Python Logo

NumbaPro: High-Performance Python with CUDA Acceleration

Python is a high-productivity dynamic programming language that is widely used in science, engineering, and data analytics applications. There are a number of factors influencing the popularity of python, including its clean and expressive syntax and standard data structures, comprehensive “batteries included” standard library, excellent documentation, broad ecosystem of libraries and tools, availability of professional support, and large and open community. Perhaps most important, though, is the high productivity enabled by a dynamically typed, interpreted language like Python. Python is nimble and flexible, making it a great language for quick prototyping, but also for building complete systems.

But Python’s greatest strength can also be its greatest weakness: its flexibility and typeless, high-level syntax can result in poor performance for data- and computation-intensive programs. For this reason, Python programmers concerned about efficiency often rewrite their innermost loops in C and call the compiled C functions from Python. There are a number of projects aimed at making this optimization easier, such as Cython, but they often require learning a new syntax. Ideally, Python programmers would like to make their existing Python code faster without using another programming language, and, naturally, many would like to use accelerators to get even higher performance from their code.

NumbaPro: High Productivity for High-Performance Computing

In this post I’ll introduce you to NumbaPro, a Python compiler from Continuum Analytics that can compile Python code for execution on CUDA-capable GPUs or multicore CPUs. Since Python is not normally a compiled language, you might wonder why you would want a Python compiler. The answer is of course that running native, compiled code is many times faster than running dynamic, interpreted code. NumbaPro works by allowing you to specify type signatures for Python functions, which enables compilation at run time (this is “Just-in-Time”, or JIT compilation). NumbaPro’s ability to dynamically compile code means that you don’t give up the flexibility of Python. This is a huge step toward providing the ideal combination of high productivity programming and high-performance computing.

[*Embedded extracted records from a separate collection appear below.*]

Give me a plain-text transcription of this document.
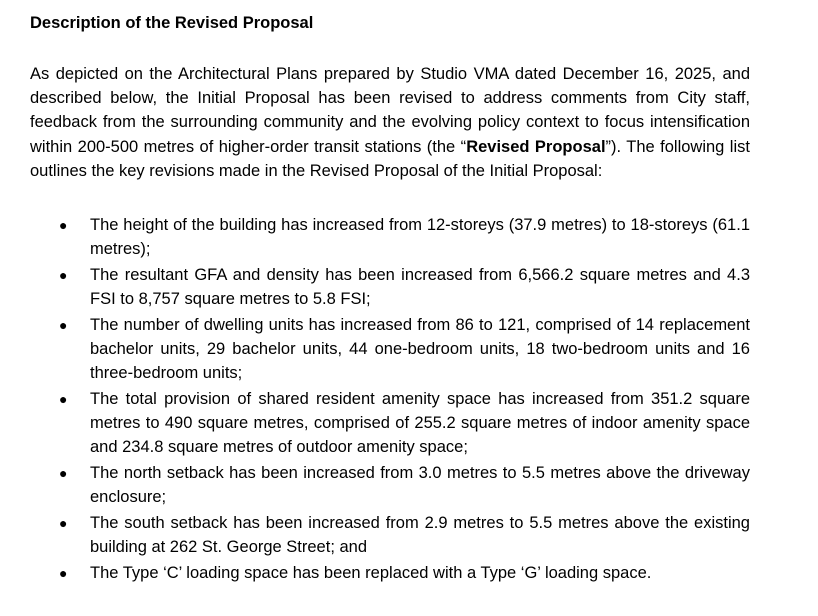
Description of the Revised Proposal

As depicted on the Architectural Plans prepared by Studio VMA dated December 16, 2025, and described below, the Initial Proposal has been revised to address comments from City staff, feedback from the surrounding community and the evolving policy context to focus intensification within 200-500 metres of higher-order transit stations (the “Revised Proposal”). The following list outlines the key revisions made in the Revised Proposal of the Initial Proposal:

● The height of the building has increased from 12-storeys (37.9 metres) to 18-storeys (61.1 metres);
● The resultant GFA and density has been increased from 6,566.2 square metres and 4.3 FSI to 8,757 square metres to 5.8 FSI;
● The number of dwelling units has increased from 86 to 121, comprised of 14 replacement bachelor units, 29 bachelor units, 44 one-bedroom units, 18 two-bedroom units and 16 three-bedroom units;
● The total provision of shared resident amenity space has increased from 351.2 square metres to 490 square metres, comprised of 255.2 square metres of indoor amenity space and 234.8 square metres of outdoor amenity space;
● The north setback has been increased from 3.0 metres to 5.5 metres above the driveway enclosure;
● The south setback has been increased from 2.9 metres to 5.5 metres above the existing building at 262 St. George Street; and
● The Type ‘C’ loading space has been replaced with a Type ‘G’ loading space.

With NumbaPro, it is now possible to write standard Python functions and run them on a CUDA-capable GPU. NumbaPro is designed for array-oriented computing tasks, much like the widely used NumPy library. The data parallelism in array-oriented computing tasks is a natural fit for accelerators like GPUs. NumbaPro understands NumPy array types, and uses them to generate efficient compiled code for execution on GPUs or multicore CPUs. The programming effort required can be as simple as adding a function decorator to instruct NumbaPro to compile for the GPU. For example, the @vectorize decorator in the following code generates a compiled, vectorized version of the scalar function Add at run time so that it can be used to process arrays of data in parallel on the GPU.

import numpy as np
from numbapro import vectorize

@vectorize(['float32(float32, float32)'], target='gpu')
def Add(a, b):
  return a + b

# Initialize arrays
A = np.ones(N, dtype=np.float32)
B = np.ones(A.shape, dtype=A.dtype)
C = np.empty_like(A, dtype=A.dtype)

# Add arrays on GPU
C = Add(A, B)

To compile and run the same function on the CPU, we simply change the target to ‘cpu’, which yields performance at the level of compiled, vectorized C code on the CPU. This flexibility helps you produce more reusable code, and lets you develop on machines without GPUs.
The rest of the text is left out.